Stolen deed lawsuit names Fidelity National Title and eight other defendants

Risk, Compliance & Legal

By Tez Romero

A national title insurer is among nine defendants in a Philadelphia lawsuit over a stolen deed and a closing the property owner says it never attended. 

The lawsuit, filed June 23, 2026 in federal court in Philadelphia, involves an empty lot at 1701 Montrose Street. Lurube Developers LLC says it has owned the lot since 2002. But according to the complaint, a deed recorded on March 6, 2020 handed the property to a buyer the company says it never approved. 

The detail that should grab claims professionals: the complaint alleges that "no member, past or present, of Lurube Developers LLC appeared at closing or authorized the transaction," and that "an impersonator criminally assumed the identity of an authorized member" to get the deal done. The closing also included "falsified mortgage satisfaction and release documents," the filing says, that supposedly erased a mortgage held by Thomas and Constance Clerico - documents the couple says they never signed. 

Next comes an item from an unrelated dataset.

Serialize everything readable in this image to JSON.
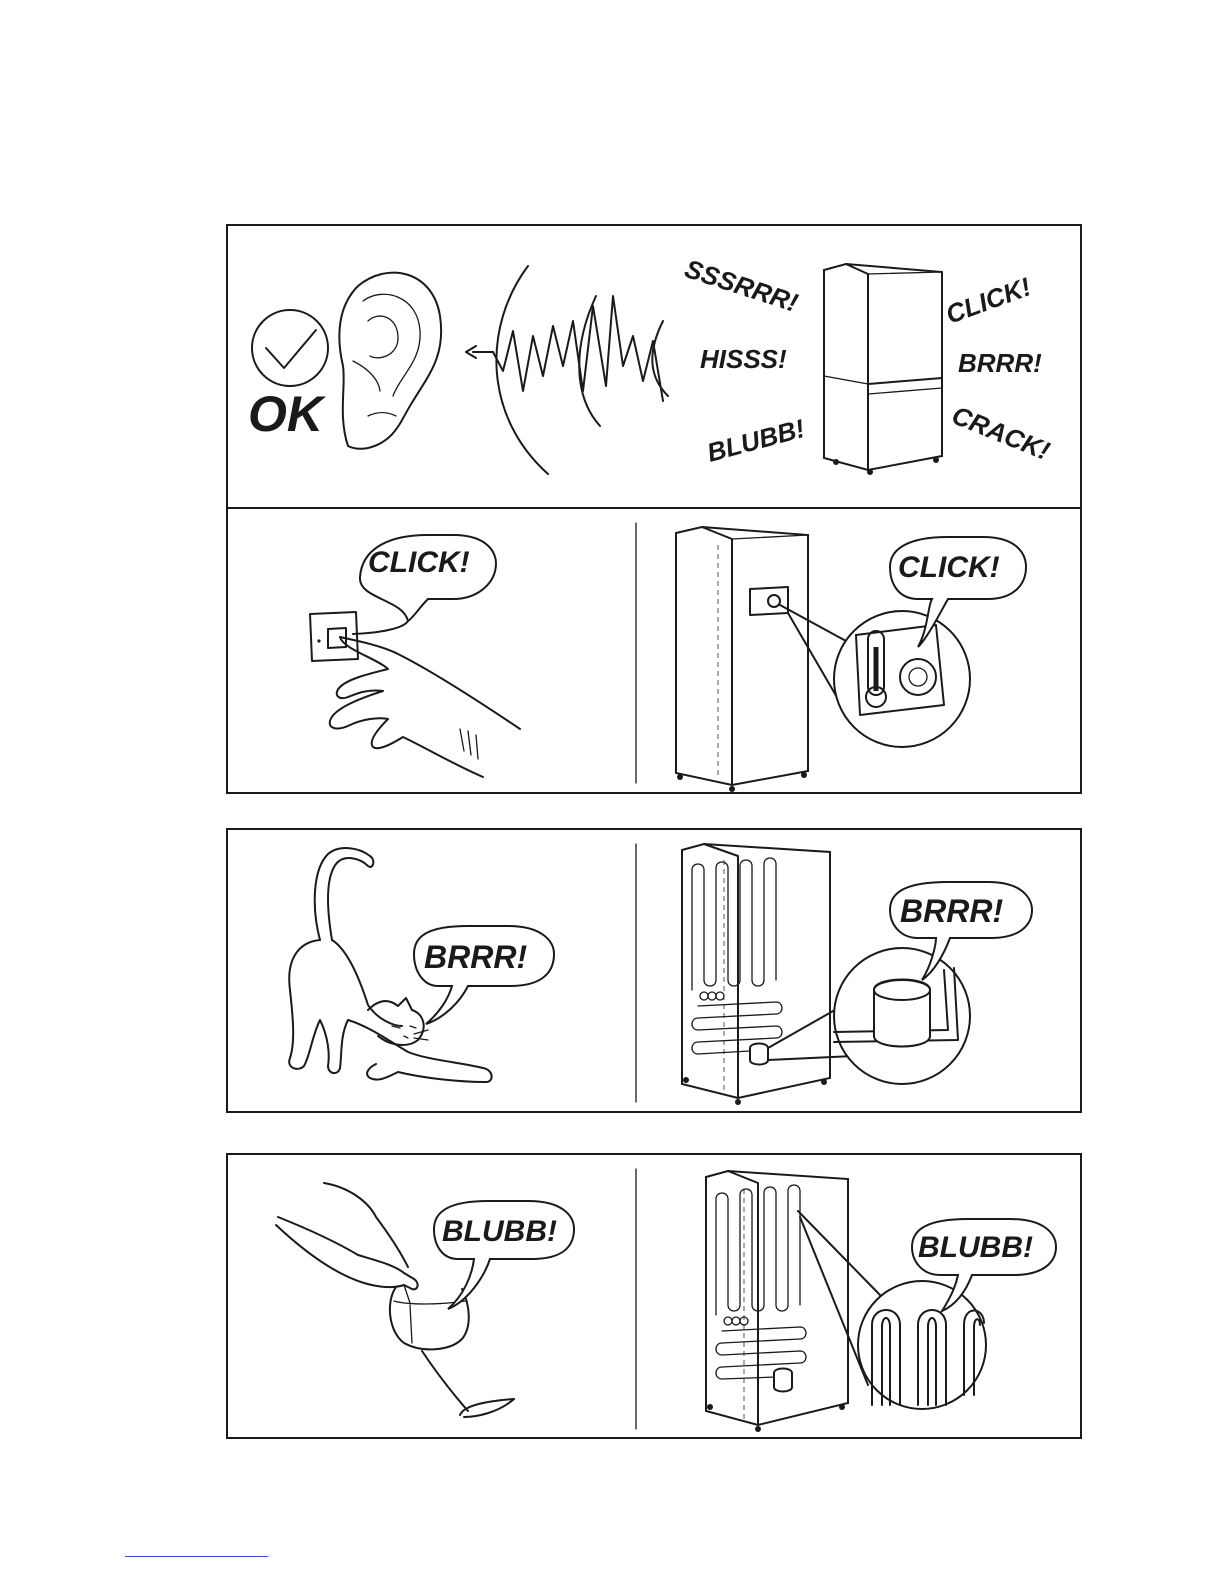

Fidelity National Title Insurance Company is a named defendant. The complaint alleges it "issued title insurance in connection with the fraudulent transaction," and that the proceeds were "transmitted to Fidelity's Raleigh, North Carolina office." The title agency that ran the closing, Surety Title Company, doing business as Surety Abstract Services, is also named. 

The filing describes a closing that skipped basic checks. It alleges one person, using what it calls a fictitious company name, "executed signatures at closing" while "no identification was collected" - "in violation of standard title company protocols." 

State regulators have already acted, according to the complaint. It says Pennsylvania suspended the notary's commission in December 2023 "for misconduct related to the notarization of the disputed deed," and in January 2024 cited the buyer's realtor "for operating as an unlicensed realtor." 

The plaintiffs are suing for fraud, civil conspiracy and violations of the federal RICO law, and want the 2020 deed declared "void ab initio" - void from the start. They are asking for triple damages under RICO, plus punitive damages and legal fees. 

For title insurers, the pattern is a familiar nightmare: a deed allegedly recorded by an impersonator, a mortgage release the lienholders call forged, and a closing where ID checks allegedly failed. The complaint also notes an earlier state quiet-title case the plaintiffs filed in September 2020 that was "dismissed for lack of prosecution" in May 2024 - a ruling it says is now on appeal. 

None of the allegations has been tested, and no court has ruled.